Bug 218939

Summary: Consider AoT-compiling small (<64KB?) WebAssembly Modules immediately without interpreting?
Product: WebKit Reporter: jujjyl
Component: WebAssemblyAssignee: Nobody <webkit-unassigned>
Status: RESOLVED WONTFIX    
Severity: Normal CC: anthony.bowker, fpizlo, justin_michaud, keith_miller, mark.lam, smoley, webkit-bug-importer, ysuzuki
Priority: P2 Keywords: InRadar
Version: Safari 14   
Hardware: Mac   
OS: macOS 10.15   

Description jujjyl 2020-11-14 06:24:37 PST
http://clb.confined.space/tgifelse/t_shapes_looped.html runs a small Wasm Module (~6KB) in a setTimeout() loop, performing the same Wasm computation over and over.

Executing it in Firefox and Chrome, they both give consistent performance results immediately from the first iteration onwards.

In Safari however, first iteration takes up ~500msecs as the code is interpreted(?), after which AoT compilation kicks in(?), and the subsequent runs are fast ~10-20msecs.

Would it make sense to skip interpreting small (<64KB?) Wasm Modules at all, but immediately/eagerly AoT-compile them?
Comment 1 Radar WebKit Bug Importer 2020-11-16 18:35:24 PST
<rdar://problem/71468658>
Comment 2 Justin Michaud 2022-11-30 13:09:27 PST
Do real applications do this? I think this decision should be made based on benchmarking a real application.

If I remember correctly, there was an x86 emulator that worked by jit-generation of wasm modules. Maybe that would shine some light onto what behaviour would be best.
Comment 3 jujjyl 2022-11-30 13:40:31 PST
I guess the rationale for this might be for when people write really small synthetic benchmarks that run synchronously.

E.g. maybe wasm counterparts of https://jsben.ch/ or https://jsbench.me/ types of pages.

Or otherwise when one is testing how some small thing X works.

In the example of t_shapes_looped.html, I was originally writing a test case in a programming contest where performance of the code was measured. I was getting bad time results with Safari, before I realized that a) Chrome seemed to be much faster (so first thought "Safari is really slow", but then observed that b) I could get Safari to be as fast as Chrome if I would "prime" the performance of the code by running it several times in a setTimeout loop for Safari.

So if this would be a "all the same" kind of thing for deciding between AOT vs interpreting of small modules, then these types of situations might be helped by a heuristic like this?

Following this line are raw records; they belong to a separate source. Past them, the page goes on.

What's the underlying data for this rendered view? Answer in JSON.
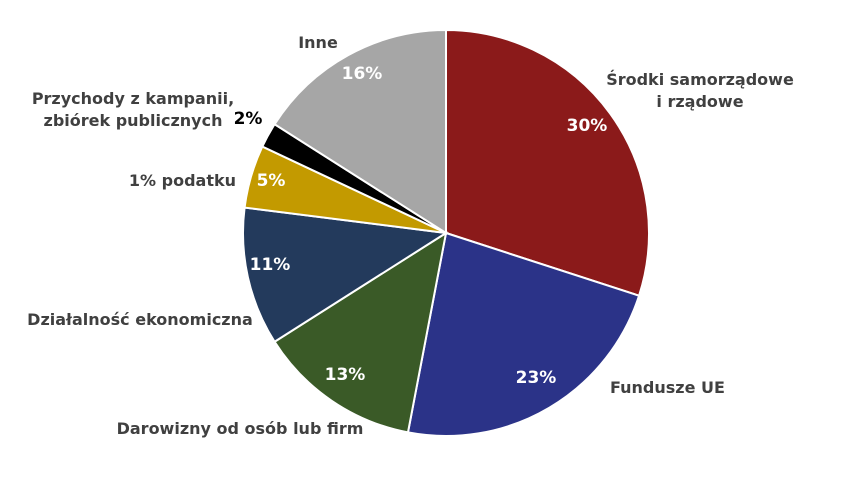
{
  "chart_data": {
    "type": "pie",
    "title": "",
    "slices": [
      {
        "label": [
          "Środki samorządowe",
          "i rządowe"
        ],
        "value": 30,
        "value_label": "30%",
        "color": "#8B1A1A",
        "value_label_color": "#ffffff"
      },
      {
        "label": [
          "Fundusze UE"
        ],
        "value": 23,
        "value_label": "23%",
        "color": "#2B3388",
        "value_label_color": "#ffffff"
      },
      {
        "label": [
          "Darowizny od osób lub firm"
        ],
        "value": 13,
        "value_label": "13%",
        "color": "#3A5A27",
        "value_label_color": "#ffffff"
      },
      {
        "label": [
          "Działalność ekonomiczna"
        ],
        "value": 11,
        "value_label": "11%",
        "color": "#233A5C",
        "value_label_color": "#ffffff"
      },
      {
        "label": [
          "1% podatku"
        ],
        "value": 5,
        "value_label": "5%",
        "color": "#C39A00",
        "value_label_color": "#ffffff"
      },
      {
        "label": [
          "Przychody z kampanii,",
          "zbiórek  publicznych"
        ],
        "value": 2,
        "value_label": "2%",
        "color": "#000000",
        "value_label_color": "#000000"
      },
      {
        "label": [
          "Inne"
        ],
        "value": 16,
        "value_label": "16%",
        "color": "#A6A6A6",
        "value_label_color": "#ffffff"
      }
    ]
  }
}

Naturally, if there is some complication though or other rationale that trumps here and makes this not feasible, then definitely not worth it.
Comment 4 Mark Lam 2022-11-30 13:49:09 PST
I think you mean JIT, not AOT.  AOT means something completely different, and non of the engines use AOT.
Comment 5 jujjyl 2022-12-01 02:02:17 PST
By AOT I mean "Ahead of Time" compilation, not JIT. I.e. the process of not using runtime profiling information to compile optimized code, but compiling it with static information.

Assuming https://webkit.org/blog/7691/webassembly/ is still up to date(?), then I suppose I am referring to compiling with OMG tier up front instead of the BBQ tier.

The article writes "Since WebAssembly does not require any type speculations, we only use tiering to conserve compile time.", suggesting that the compilation with OMG could be done without needing to collect any profiling data. (in other words, compile with OMG "ahead of time")
Comment 6 Mark Lam 2023-08-09 13:48:24 PDT
We will not be doing this in JSC.  Eagerly JIT'ing Wasm is a recipe for slow responsiveness.  Ahead of time compiling is also not a viable strategy for web workloads that are highly variable.

The better strategy would be to implement a faster interpreter, and tier up faster on the JITs as well as tune their compilation policy.